Incendio a Fano Tv: "Nessun messaggio in codice, la cavalla esiste davvero"

Parla l'avvocato Defendini, difensore di Di Lucera, considerato l'esecutore del rogo

L'esecutore del rogo ripreso dallevideocamere di Fano tv

L'esecutore del rogo ripreso dallevideocamere di Fano tv

Fano, 26 agosto 2017 - Che fine ha fatto la cavalla? Ammesso che esista davvero e che quello tra Antonella Zaccarelli e Fabio Di Lucera, che per la Procura sono rispettivamente presunti mandante e autore dell’incendio a Fano tv, non sia un dialogo in codice per camuffare i loro propositi illeciti, in quale stalla si trova allora l’equino attorno al quale ruota l’inchiesta? «Per quello che ne so, la Zaccarelli era interessata a comprare la cavalla di Di Lucera – replica l’avvocato Marco Defendini, legale di Di Lucera – o, sempre tramite lui, un’altra cavalla. Il mio assistito però prendeva tempo perché voleva addestrarla lui per guadagnare invece di farlo fare ad altri». Ma nelle intercettazioni del 24 marzo scorso, giorno successivo al rogo, a Di Lucera che batte cassa, la Zaccarelli invia un audio whatsapp di risposta in cui parla di aver ricevuto una cavalla «con la coda tagliata e non una di razza». «Ho aspettato – si sente nella registrazione fatta dalla donna (poi cancellata insieme a tutte le altre e tutte recuperate dagli inquirenti) - ho ottenuto nemmeno il 50 per cento del risultato, ma va bene. Mi prendo una cavalla zoppa però non tirare troppo l’acqua al mulino».

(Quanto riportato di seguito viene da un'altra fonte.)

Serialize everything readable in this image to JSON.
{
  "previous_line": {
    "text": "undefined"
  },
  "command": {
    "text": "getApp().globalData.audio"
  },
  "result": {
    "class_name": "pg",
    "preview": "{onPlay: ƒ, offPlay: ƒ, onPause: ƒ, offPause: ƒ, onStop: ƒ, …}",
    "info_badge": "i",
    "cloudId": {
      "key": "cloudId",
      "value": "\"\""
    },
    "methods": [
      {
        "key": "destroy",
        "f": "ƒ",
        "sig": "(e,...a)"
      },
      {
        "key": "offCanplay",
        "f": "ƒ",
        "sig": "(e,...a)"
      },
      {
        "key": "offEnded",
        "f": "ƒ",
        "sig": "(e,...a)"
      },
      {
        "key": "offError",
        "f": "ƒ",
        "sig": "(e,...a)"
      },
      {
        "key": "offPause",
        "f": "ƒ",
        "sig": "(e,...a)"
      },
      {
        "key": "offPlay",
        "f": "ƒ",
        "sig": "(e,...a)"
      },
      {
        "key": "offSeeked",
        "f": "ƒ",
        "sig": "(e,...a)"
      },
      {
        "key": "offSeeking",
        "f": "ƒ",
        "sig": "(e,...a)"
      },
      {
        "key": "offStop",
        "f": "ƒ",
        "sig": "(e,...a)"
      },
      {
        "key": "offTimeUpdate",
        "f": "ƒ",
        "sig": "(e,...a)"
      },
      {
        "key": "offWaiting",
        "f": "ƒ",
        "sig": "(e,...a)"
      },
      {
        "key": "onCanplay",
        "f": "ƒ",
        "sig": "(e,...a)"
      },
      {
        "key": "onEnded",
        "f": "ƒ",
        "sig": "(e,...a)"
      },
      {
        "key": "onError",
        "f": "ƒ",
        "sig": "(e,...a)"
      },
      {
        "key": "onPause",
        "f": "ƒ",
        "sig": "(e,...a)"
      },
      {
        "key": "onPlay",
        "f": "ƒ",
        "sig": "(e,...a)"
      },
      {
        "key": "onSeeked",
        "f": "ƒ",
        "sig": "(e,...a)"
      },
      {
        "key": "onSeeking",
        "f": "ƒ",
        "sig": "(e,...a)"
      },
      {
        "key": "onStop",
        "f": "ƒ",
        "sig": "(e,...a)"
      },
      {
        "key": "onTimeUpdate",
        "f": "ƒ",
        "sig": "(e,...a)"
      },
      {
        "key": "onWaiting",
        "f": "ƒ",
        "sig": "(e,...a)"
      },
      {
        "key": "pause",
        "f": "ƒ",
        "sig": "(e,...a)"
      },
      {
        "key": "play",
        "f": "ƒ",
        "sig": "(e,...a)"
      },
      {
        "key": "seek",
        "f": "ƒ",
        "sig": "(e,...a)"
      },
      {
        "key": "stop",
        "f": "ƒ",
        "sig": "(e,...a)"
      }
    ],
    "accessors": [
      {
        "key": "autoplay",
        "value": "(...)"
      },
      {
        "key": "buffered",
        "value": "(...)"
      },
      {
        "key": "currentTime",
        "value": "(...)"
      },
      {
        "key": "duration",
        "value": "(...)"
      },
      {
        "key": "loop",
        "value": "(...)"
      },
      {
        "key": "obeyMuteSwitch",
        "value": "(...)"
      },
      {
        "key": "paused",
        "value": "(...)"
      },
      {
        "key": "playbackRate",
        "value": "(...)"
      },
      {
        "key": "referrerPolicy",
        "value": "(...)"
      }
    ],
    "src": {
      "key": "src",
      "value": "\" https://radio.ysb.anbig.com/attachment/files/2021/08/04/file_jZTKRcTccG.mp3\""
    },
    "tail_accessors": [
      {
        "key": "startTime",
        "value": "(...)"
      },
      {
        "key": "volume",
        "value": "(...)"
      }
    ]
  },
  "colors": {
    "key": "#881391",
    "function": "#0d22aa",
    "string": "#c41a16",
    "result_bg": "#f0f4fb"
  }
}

Ma con la coda mozza o zoppa che sia, quella bestia di fatto non è mai arrivata tra le mani della sedicente compratrice. Per il pm Silvia Cecchi e gli uomini della Polizia di Fano e della squadra mobile di Pesaro, non ci sono dubbi. La «cavalla» è l’incendio a Fano tv. Un attentato voluto dalla Zaccarelli per vendetta nei confronti del giornalista dell’emittente, Lino Balestra, con il quale aveva avuto una relazione di qualche mese nel 2015 che lui aveva deciso di troncare scatenando la rabbia della donna. Un piano riuscito però solo a metà. Le fiamme hanno infatti bruciato giusto l’ingresso della sede, mandando in fumo l’attentato più che l’emittente. Ecco perché, secondo gli inquirenti, la presunta mandante avrebbe definito zoppa quella cavalla. «Queste sono tutte interpretazioni della Procura – attacca Defendini – la cavalla di Di Lucera esiste ed è vecchia. E nonostante quello che dice la Polizia ha moltissimi acciacchi». Ma poi c’è anche il nodo del telefonino di Di Lucera. Quello di proprietà della madre e che l’uomo avrebbe avuto con sé la sera del rogo. Gli inquirenti dicono che il cellulare ha agganciato la cella di Fano il 23 marzo scorso. Ma Defendini ha cercato di smontare l’accusa con la testimonianza del fratello di Di Lucera, Federico, che ha dichiarato che quella sera ce l’aveva in uso lui. Dichiarazione che ha confermato un amico di Fabio, il quale ha detto che alla sua chiamata aveva risposto Federico. Il quale, in quel giorno e a quell’ora, verso le 20, ha detto di essersi trovato a Fano per lavoro. Ma Federico, come Fabio, fa il muratore. E di solito nei cantieri non si lavora di sera. «Ma Federico è anche un personal trainer – replica Defendini – forse era da un cliente».